Acompanhe a entrevista que Hercules concedeu ao IPB, em que ele fala sobre o início de sua carreira, suas várias influências, e projetos atuais e futuros!

Alexandre Dias: Hercules, vamos falar sobre o seu início – tem uma foto em que você, ainda criança, está tocando uma guitarra ao lado de seu pai, que segura um violão. Foi através dele que a música entrou na sua vida?

Hercules Gomes: Sim! Meu pai toca violão/guitarra e baixo elétrico de ouvido. Nunca estudou música, mas tem um talento muito grande. Ele sempre tentou me incentivar, desde quando eu era criança. Lembro muito de uma cena: ele chegou com um presente pra mim, uma caixa grande - eu fiquei muito feliz pensando que enfim ganharia meu autorama que tanto sonhava! Quando abri, era um violão da turma da Mônica rs...

Só despertei algum interesse pela música aos 13 anos quando pedi que ele me ensinasse alguns acordes no violão. Começou assim. No mesmo ano, depois de um ensaio dele com uns amigos lá em casa, encontrei um tecladinho que eles usaram no ensaio, um Cassio de 4 oitavas e de teclas minúsculas. Liguei e comecei a tirar umas melodias de ouvido e depois tentar passar pro teclado os acordes que ele havia me ensinado no violão. 


Hercules e seu pai, Paulino Francisco Gomes (por volta de 1990)

AD: Você começou a estudar piano, como autodidata? O que você ouvia nesta época? O que te motivou a ir para o piano/teclado?
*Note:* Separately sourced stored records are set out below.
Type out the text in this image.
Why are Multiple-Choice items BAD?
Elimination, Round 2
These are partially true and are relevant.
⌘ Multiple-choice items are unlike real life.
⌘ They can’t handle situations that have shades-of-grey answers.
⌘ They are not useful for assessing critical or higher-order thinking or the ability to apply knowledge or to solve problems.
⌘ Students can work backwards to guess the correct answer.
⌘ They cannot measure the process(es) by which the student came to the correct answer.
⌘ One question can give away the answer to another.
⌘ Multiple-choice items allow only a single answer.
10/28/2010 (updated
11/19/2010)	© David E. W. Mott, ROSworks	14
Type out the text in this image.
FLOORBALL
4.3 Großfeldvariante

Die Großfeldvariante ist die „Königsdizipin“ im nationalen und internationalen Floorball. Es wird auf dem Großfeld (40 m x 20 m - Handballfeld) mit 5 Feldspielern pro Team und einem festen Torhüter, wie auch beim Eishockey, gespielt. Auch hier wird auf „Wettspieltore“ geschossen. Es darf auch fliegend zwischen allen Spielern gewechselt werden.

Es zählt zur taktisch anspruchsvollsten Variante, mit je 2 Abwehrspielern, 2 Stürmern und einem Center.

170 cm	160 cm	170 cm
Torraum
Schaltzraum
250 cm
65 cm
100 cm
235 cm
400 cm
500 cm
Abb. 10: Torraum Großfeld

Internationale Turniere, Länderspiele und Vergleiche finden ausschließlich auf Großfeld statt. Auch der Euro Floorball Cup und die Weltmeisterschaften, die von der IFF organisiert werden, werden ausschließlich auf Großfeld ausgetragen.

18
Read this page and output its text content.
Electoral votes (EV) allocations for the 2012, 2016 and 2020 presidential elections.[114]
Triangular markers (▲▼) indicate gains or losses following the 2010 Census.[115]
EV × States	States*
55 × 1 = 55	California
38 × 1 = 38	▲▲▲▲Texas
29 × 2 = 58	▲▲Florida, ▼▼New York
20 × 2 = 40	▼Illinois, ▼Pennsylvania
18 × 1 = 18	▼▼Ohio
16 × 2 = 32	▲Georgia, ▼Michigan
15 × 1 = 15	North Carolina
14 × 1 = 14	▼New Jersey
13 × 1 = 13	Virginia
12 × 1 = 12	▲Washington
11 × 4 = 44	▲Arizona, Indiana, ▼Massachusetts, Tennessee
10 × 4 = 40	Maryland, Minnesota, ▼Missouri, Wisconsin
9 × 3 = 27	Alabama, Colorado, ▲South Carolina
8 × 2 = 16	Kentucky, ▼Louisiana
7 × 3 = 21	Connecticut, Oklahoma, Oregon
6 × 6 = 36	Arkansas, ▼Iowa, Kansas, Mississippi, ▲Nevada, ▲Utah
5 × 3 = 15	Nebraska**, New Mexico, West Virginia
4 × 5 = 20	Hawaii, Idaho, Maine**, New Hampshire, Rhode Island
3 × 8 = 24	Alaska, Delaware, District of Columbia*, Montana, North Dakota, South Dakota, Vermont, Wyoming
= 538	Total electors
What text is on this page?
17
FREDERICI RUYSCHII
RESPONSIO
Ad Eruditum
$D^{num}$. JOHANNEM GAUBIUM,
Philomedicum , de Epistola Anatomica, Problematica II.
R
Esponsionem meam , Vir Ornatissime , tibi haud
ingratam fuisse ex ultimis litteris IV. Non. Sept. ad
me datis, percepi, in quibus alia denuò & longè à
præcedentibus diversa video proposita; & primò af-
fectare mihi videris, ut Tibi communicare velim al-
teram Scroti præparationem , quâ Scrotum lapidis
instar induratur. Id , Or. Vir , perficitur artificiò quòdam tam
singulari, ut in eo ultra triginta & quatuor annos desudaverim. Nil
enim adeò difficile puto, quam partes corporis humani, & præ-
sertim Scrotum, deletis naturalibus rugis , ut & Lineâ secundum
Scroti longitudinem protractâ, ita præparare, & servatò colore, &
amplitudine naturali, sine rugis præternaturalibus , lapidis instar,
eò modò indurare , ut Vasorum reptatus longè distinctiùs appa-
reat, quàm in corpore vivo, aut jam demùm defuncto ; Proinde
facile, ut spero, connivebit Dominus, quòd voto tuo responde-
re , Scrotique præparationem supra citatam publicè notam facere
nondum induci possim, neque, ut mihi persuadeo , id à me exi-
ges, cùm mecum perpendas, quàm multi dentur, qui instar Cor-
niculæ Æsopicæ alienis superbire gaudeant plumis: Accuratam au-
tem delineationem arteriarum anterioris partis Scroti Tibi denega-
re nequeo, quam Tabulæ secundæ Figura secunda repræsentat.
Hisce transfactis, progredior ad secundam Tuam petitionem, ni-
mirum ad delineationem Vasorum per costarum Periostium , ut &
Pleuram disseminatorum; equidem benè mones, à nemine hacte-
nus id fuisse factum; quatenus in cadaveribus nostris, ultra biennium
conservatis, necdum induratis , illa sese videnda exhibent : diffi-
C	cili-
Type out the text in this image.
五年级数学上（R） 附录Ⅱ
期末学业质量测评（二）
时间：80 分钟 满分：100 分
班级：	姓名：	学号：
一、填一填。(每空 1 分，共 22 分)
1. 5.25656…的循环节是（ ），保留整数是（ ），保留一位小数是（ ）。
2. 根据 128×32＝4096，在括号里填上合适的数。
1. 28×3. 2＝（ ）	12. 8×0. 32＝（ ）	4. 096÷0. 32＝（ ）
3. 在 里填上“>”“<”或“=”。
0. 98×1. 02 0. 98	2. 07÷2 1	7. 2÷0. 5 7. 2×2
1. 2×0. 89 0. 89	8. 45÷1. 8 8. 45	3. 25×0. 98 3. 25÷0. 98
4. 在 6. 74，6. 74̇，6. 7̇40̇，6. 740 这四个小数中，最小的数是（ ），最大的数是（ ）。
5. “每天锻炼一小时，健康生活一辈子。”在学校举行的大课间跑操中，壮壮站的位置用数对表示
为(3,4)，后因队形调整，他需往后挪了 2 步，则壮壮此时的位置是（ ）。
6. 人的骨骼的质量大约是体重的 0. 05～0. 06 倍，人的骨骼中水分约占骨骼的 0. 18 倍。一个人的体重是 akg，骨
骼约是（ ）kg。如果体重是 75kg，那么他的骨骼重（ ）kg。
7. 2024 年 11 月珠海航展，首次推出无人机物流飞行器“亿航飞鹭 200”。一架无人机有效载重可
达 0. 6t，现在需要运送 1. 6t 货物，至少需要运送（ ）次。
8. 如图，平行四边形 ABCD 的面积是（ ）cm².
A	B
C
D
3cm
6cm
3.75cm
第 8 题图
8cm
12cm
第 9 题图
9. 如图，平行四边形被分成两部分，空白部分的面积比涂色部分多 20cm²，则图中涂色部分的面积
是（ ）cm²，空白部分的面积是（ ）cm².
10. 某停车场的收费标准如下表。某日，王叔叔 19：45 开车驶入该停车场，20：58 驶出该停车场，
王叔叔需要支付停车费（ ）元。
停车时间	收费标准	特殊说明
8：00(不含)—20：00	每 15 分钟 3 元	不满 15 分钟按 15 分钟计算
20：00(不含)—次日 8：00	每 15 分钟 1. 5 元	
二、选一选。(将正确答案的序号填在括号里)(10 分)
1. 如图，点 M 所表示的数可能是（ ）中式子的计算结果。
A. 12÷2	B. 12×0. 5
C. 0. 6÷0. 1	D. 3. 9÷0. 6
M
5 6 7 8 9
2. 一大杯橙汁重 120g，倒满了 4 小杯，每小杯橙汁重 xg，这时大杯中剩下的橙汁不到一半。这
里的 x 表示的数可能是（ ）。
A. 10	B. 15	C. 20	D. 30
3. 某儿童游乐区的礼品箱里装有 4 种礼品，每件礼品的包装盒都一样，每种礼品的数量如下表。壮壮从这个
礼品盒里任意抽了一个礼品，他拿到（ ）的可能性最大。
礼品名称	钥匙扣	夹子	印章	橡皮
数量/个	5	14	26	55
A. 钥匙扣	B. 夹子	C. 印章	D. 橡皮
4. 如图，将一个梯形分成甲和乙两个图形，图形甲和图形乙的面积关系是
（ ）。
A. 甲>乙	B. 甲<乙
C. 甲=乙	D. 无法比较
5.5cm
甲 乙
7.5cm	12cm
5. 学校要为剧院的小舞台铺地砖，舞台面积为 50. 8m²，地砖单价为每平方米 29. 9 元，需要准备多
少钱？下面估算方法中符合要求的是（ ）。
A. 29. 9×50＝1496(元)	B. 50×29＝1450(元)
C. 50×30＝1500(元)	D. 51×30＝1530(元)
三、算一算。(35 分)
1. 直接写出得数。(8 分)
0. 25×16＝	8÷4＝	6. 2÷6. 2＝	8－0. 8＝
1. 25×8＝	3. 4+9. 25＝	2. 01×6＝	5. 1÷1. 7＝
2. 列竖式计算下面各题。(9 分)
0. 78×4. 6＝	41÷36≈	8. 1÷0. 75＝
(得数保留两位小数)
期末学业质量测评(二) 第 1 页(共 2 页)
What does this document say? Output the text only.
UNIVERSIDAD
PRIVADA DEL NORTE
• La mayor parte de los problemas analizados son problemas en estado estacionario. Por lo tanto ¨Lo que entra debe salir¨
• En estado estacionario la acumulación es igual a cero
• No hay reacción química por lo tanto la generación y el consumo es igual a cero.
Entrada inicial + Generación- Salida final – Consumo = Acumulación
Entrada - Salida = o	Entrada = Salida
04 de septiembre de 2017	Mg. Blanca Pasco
HG: Na verdade, o meu primeiro contato com o piano acústico foi já em um conservatório, quando eu já tinha 17 anos. Primeiro piano só fui ter aos 21, quando eu já estava na faculdade. Na infância e início da adolescência em casa, eu ouvi o que meu pai costumava ouvir: música sertaneja, jovem guarda, etc... Lembro de gostar dos grandes hits internacionais da década de 80 e também do Roupa Nova quando eu era criança rs... Sobre a motivação, foi uma coisa meio natural... Eu diria até mesmo acaso, depois de contar essa história do tecladinho. Aos que não acreditam em acaso, poderíamos chamar de destino, enfim...

AD: Durante a adolescência, você tocou profissionalmente teclado em bandas do cenário musical capixaba. Como foi esta época? Vocês tocavam músicas autorais?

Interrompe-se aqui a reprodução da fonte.